In any case, McIntosh begins his quest for answers with a nearly 70-year-old map where X marks the spot and few other clues about the coins that now reside in a box in the back of a museum in Sydney, because people don’t know what to make of them, he said.

McIntosh, who is Australian, will be returning to the area where he lived for several years while working on his Ph.D.

The coins were found in 1944 by Maurie Isenberg, an Australian solder assigned to a forward radar station at Jensen Bay on the Wessel Islands. One day, while fishing in his spare time, he spotted several coins in the sand. Having little interest in coins at the time, he placed them in an airtight tin, where they remained until 1979 when he sent the coins off to have them identified.

Shortly after finding the coins, Isenberg drew an X on a map of the area that had been drawn by another soldier. McIntosh now possesses that map.

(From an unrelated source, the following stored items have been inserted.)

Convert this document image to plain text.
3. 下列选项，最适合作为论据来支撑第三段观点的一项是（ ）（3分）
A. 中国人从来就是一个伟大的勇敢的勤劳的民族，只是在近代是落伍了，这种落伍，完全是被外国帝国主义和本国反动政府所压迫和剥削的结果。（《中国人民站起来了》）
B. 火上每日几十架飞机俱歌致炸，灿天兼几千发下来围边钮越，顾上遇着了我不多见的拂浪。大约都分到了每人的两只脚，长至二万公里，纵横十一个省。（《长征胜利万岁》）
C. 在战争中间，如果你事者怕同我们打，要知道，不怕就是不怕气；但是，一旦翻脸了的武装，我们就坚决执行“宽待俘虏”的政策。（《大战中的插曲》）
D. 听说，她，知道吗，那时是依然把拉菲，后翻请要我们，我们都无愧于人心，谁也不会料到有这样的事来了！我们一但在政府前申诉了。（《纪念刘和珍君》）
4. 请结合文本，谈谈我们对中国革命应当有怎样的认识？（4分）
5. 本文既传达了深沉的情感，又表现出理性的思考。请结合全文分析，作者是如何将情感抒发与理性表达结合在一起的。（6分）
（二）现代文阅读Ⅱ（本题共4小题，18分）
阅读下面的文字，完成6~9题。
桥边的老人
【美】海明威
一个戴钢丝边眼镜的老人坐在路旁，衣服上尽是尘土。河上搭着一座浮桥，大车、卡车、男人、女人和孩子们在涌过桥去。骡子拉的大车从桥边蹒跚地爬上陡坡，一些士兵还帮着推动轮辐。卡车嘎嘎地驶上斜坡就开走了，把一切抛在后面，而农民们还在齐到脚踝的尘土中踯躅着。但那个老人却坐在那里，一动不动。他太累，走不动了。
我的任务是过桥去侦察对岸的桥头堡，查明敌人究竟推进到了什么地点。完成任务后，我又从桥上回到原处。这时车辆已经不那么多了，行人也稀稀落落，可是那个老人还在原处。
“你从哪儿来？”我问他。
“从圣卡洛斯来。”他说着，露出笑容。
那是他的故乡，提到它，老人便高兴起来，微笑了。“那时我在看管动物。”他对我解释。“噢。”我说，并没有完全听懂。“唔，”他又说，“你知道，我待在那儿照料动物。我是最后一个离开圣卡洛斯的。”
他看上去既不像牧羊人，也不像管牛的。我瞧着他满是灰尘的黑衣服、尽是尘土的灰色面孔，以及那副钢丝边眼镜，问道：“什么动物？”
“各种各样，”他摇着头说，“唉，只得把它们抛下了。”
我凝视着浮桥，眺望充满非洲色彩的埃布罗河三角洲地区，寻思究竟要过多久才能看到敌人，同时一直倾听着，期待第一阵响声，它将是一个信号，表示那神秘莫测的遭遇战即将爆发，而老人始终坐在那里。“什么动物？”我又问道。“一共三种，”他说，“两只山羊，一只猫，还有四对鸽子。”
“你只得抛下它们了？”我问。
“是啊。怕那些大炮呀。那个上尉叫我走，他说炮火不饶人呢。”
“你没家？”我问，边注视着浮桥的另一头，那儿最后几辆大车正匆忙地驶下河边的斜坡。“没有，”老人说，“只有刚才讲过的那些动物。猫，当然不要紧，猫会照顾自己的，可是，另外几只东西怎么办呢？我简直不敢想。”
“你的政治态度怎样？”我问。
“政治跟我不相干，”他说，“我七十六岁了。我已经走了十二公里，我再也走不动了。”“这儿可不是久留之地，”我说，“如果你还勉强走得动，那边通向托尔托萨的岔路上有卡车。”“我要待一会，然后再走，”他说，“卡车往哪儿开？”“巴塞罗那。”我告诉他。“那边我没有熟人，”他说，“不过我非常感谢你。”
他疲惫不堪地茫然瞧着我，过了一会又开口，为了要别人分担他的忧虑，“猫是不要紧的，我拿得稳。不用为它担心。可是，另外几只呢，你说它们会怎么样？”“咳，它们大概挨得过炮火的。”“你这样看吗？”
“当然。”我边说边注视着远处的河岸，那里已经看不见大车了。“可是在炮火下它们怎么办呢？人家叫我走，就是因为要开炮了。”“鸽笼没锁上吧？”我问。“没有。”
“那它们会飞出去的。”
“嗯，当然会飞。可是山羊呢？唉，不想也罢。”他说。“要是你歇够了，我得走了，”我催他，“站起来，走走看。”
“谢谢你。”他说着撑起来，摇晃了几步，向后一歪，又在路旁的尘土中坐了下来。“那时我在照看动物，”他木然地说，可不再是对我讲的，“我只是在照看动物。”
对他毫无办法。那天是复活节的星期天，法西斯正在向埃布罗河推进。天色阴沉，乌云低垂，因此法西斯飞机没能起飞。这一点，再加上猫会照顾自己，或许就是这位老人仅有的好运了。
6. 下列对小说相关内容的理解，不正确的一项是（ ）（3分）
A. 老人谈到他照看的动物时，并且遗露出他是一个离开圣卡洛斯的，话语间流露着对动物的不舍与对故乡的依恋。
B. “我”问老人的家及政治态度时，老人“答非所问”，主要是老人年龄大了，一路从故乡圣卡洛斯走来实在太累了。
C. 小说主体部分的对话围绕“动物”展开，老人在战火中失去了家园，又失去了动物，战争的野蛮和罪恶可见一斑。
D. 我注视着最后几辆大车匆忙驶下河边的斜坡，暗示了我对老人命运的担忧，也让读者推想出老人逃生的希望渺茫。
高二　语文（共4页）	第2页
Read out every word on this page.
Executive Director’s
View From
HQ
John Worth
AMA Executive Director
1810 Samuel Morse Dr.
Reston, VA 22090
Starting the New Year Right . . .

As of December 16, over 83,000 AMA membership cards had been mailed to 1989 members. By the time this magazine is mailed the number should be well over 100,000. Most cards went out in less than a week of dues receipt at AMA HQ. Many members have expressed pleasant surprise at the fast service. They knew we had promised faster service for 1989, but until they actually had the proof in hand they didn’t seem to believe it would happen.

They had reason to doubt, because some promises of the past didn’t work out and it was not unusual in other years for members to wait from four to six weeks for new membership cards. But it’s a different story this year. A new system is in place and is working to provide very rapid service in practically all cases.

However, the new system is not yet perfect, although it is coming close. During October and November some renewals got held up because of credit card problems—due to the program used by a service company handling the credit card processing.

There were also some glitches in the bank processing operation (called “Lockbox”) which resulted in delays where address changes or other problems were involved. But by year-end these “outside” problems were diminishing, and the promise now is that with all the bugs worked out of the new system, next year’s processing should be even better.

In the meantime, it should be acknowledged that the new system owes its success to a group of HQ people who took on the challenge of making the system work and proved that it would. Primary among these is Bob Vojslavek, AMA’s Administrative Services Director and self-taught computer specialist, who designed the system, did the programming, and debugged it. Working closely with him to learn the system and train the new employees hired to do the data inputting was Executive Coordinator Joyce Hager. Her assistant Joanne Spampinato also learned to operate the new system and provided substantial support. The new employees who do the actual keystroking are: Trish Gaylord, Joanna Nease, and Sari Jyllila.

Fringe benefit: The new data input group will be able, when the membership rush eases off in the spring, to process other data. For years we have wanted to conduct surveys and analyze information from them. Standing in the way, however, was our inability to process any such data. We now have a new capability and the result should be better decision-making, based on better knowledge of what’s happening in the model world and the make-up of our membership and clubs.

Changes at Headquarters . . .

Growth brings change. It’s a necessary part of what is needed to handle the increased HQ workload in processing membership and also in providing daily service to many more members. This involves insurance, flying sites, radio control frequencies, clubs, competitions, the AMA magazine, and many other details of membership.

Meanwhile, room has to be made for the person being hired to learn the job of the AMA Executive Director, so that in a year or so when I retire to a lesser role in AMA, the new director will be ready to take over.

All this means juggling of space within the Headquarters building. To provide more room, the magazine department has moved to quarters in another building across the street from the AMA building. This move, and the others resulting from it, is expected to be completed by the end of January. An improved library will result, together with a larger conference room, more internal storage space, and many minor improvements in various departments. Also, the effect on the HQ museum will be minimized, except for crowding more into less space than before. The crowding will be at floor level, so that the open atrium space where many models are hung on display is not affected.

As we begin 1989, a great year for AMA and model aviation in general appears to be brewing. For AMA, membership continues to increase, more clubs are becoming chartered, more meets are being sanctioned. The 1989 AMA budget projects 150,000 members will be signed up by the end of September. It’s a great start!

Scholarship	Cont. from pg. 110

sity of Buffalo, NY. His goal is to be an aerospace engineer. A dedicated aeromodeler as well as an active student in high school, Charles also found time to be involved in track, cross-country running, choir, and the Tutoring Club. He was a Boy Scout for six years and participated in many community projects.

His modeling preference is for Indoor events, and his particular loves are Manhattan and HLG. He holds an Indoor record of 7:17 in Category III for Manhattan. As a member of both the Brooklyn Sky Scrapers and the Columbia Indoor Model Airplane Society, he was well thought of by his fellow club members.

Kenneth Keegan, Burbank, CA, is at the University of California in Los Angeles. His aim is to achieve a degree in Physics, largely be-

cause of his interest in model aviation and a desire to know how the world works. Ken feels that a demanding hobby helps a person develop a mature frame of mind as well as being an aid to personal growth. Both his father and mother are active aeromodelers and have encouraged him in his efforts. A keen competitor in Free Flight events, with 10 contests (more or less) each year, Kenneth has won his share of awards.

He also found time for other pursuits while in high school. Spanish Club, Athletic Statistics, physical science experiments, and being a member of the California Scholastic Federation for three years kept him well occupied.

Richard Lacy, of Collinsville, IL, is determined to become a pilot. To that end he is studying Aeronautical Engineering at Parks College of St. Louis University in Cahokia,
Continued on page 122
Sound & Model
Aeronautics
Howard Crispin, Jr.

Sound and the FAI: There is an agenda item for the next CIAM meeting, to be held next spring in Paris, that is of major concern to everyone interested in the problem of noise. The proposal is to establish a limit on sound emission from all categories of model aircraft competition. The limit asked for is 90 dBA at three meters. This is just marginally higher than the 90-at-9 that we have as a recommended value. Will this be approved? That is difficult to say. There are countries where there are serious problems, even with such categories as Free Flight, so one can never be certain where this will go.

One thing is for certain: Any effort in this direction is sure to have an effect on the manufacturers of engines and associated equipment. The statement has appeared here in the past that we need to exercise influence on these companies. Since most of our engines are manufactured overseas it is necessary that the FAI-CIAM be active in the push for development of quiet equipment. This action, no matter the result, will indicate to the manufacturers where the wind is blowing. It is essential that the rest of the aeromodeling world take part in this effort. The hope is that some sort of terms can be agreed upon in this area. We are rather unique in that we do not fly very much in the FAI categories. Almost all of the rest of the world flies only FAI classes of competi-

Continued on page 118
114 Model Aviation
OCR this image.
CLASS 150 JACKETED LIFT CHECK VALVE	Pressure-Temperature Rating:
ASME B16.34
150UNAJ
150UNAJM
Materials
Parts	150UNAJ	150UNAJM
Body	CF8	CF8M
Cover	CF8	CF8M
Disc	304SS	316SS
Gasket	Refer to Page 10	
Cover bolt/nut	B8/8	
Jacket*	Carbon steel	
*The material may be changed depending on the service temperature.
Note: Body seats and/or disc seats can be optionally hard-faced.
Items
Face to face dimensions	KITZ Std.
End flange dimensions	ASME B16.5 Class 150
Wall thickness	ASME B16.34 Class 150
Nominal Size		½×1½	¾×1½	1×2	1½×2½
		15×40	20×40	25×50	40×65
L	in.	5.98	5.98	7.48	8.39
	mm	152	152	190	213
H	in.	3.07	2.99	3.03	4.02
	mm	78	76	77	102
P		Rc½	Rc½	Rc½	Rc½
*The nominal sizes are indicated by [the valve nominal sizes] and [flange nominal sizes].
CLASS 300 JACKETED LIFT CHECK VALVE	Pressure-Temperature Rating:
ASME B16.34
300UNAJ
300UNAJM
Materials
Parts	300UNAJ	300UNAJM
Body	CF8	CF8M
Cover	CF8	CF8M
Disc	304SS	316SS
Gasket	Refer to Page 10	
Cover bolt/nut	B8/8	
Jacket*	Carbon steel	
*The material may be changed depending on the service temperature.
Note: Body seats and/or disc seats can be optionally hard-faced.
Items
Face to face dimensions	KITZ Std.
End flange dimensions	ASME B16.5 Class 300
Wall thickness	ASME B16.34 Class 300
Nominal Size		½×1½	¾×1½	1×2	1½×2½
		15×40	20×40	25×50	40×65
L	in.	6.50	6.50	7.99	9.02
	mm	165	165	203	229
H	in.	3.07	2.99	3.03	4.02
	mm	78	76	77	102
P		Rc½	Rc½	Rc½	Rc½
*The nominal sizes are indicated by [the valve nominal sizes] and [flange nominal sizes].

Four of the coins were identified as Dutch East India Company coins, with one dating back to 1690. The other five coins, dating from the 900s to 1300s, were African coins from the once flourishing Kilwa sultanate, now a World Heritage ruin located south of Zanzibar in Tanzania. The copper coins, the first to be produced in sub-Saharan Africa, were never in use beyond the immediate locality of East Africa and only one has ever been found elsewhere, and that was in Oman.

 How and why do five Kilwa coins find their way to the Australian Outback? McIntosh said he believes an archaeological site survey, which has never been done, and an excavation will begin to answer those questions.

In partnership with the senior Aboriginal custodians for the Wessel Islands, McIntosh’s team, comprised of Australians and Americans, will include an historian, anthropologist, archaeologist and a geomorphologist, as well as Aboriginal rangers. They will survey the site where the coins were found, with a view to applying for an excavation permit from the relevant heritage authorities and planning the logistics of the excavation. The initial work to be done includes site surveys, mapping, recording, soil testing, and coastal erosion analysis.

There are so many unanswered questions with regards to the discovery of the African coins, McIntosh said. “Multiple theses have been put forward by noted scholars and the major goal is to piece together more of the puzzle. Is a shipwreck involved? Are there more coins? All options are on the table but only the proposed expedition can help us answer some of these perplexing questions.”